2. The new postmodern paradigm is offered as a solution to the evil old system of certain truth (dogmatism), and as such claims to solve conflict in the world, but paradoxically will create more conflict in the end.
You would think that telling people that everyone gets to be philosophically correct would lead to peace and harmony. Nope! The most intolerant of all people are the pharmaceutically pacified clones of the modern university and their intellectual parents. They all think exactly the same way and are ready to tear everything apart, especially anything that seems old, Christian or American. They like vintage; they just don't like old!
But I even told my students why this would happen, and it seems so obvious. If you take two minds in conflict over something, say religion, and you tell them that the truth of their beliefs is subjective, and there is nothing outside the two minds towards which they are arguing, then of course you can only be right if you shout louder or exert force or get a mob to agree with you and beat back the other view. If there is no "Truth" and there are only ephemeral "truths in minds," then argument loses its art and becomes merely an evolutionary struggle to win.

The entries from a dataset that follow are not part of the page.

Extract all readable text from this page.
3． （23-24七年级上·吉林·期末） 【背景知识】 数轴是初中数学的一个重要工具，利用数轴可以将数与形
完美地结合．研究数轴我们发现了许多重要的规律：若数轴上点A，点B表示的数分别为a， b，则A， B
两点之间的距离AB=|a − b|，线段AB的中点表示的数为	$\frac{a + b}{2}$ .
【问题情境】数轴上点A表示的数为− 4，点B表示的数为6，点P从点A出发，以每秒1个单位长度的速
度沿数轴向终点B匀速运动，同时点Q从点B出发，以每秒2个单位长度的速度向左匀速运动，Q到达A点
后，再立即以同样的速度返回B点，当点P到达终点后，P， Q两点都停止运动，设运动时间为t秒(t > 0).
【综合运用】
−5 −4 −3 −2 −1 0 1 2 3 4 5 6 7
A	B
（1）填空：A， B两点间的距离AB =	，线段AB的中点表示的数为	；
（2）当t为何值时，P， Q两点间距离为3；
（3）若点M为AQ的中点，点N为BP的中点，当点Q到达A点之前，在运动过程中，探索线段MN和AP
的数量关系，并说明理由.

3. The new apostasy will never be viewed as such because in a postmodern world any amalgamation of ideas can live under the arbitrary label "Christian."

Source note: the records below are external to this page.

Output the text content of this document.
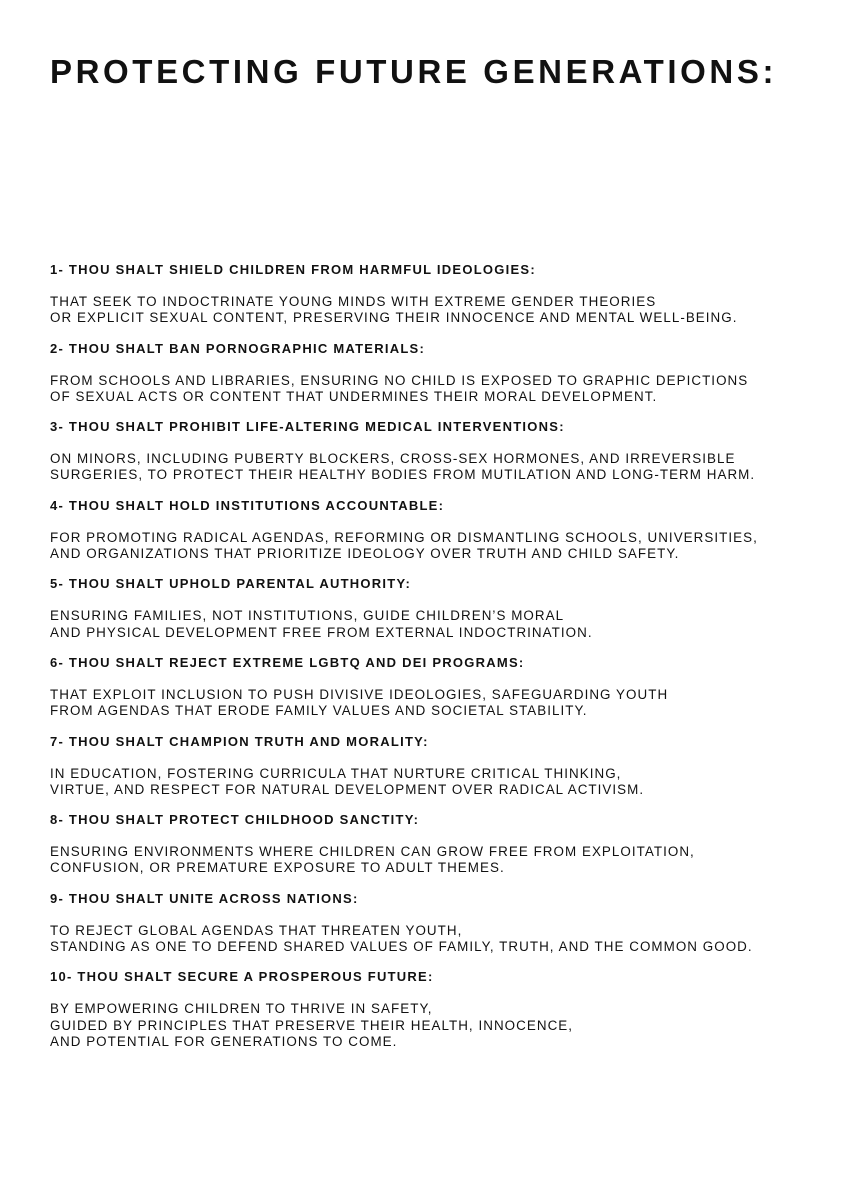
PROTECTING FUTURE GENERATIONS:
1- THOU SHALT SHIELD CHILDREN FROM HARMFUL IDEOLOGIES:

THAT SEEK TO INDOCTRINATE YOUNG MINDS WITH EXTREME GENDER THEORIES
OR EXPLICIT SEXUAL CONTENT, PRESERVING THEIR INNOCENCE AND MENTAL WELL-BEING.

2- THOU SHALT BAN PORNOGRAPHIC MATERIALS:

FROM SCHOOLS AND LIBRARIES, ENSURING NO CHILD IS EXPOSED TO GRAPHIC DEPICTIONS
OF SEXUAL ACTS OR CONTENT THAT UNDERMINES THEIR MORAL DEVELOPMENT.

3- THOU SHALT PROHIBIT LIFE-ALTERING MEDICAL INTERVENTIONS:

ON MINORS, INCLUDING PUBERTY BLOCKERS, CROSS-SEX HORMONES, AND IRREVERSIBLE
SURGERIES, TO PROTECT THEIR HEALTHY BODIES FROM MUTILATION AND LONG-TERM HARM.

4- THOU SHALT HOLD INSTITUTIONS ACCOUNTABLE:

FOR PROMOTING RADICAL AGENDAS, REFORMING OR DISMANTLING SCHOOLS, UNIVERSITIES,
AND ORGANIZATIONS THAT PRIORITIZE IDEOLOGY OVER TRUTH AND CHILD SAFETY.

5- THOU SHALT UPHOLD PARENTAL AUTHORITY:

ENSURING FAMILIES, NOT INSTITUTIONS, GUIDE CHILDREN’S MORAL
AND PHYSICAL DEVELOPMENT FREE FROM EXTERNAL INDOCTRINATION.

6- THOU SHALT REJECT EXTREME LGBTQ AND DEI PROGRAMS:

THAT EXPLOIT INCLUSION TO PUSH DIVISIVE IDEOLOGIES, SAFEGUARDING YOUTH
FROM AGENDAS THAT ERODE FAMILY VALUES AND SOCIETAL STABILITY.

7- THOU SHALT CHAMPION TRUTH AND MORALITY:

IN EDUCATION, FOSTERING CURRICULA THAT NURTURE CRITICAL THINKING,
VIRTUE, AND RESPECT FOR NATURAL DEVELOPMENT OVER RADICAL ACTIVISM.

8- THOU SHALT PROTECT CHILDHOOD SANCTITY:

ENSURING ENVIRONMENTS WHERE CHILDREN CAN GROW FREE FROM EXPLOITATION,
CONFUSION, OR PREMATURE EXPOSURE TO ADULT THEMES.

9- THOU SHALT UNITE ACROSS NATIONS:

TO REJECT GLOBAL AGENDAS THAT THREATEN YOUTH,
STANDING AS ONE TO DEFEND SHARED VALUES OF FAMILY, TRUTH, AND THE COMMON GOOD.

10- THOU SHALT SECURE A PROSPEROUS FUTURE:

BY EMPOWERING CHILDREN TO THRIVE IN SAFETY,
GUIDED BY PRINCIPLES THAT PRESERVE THEIR HEALTH, INNOCENCE,
AND POTENTIAL FOR GENERATIONS TO COME.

If Christianity is a "relationship and not a religion," then it collapses down to subjective experience. This is why so many people are offended when you try to define them out of being a Christian. There are no definitions because words are a power play, and why should anyone listen to you? And that will always be the reaction of the postmodern to an argument. He or she will become offended that you have the audacity to claim that your brand of Christianity is the correct one. You might as well be a Buddhist Christian or Muslim Christian in such a state of affairs, for there can be no contradiction in such things definitionally.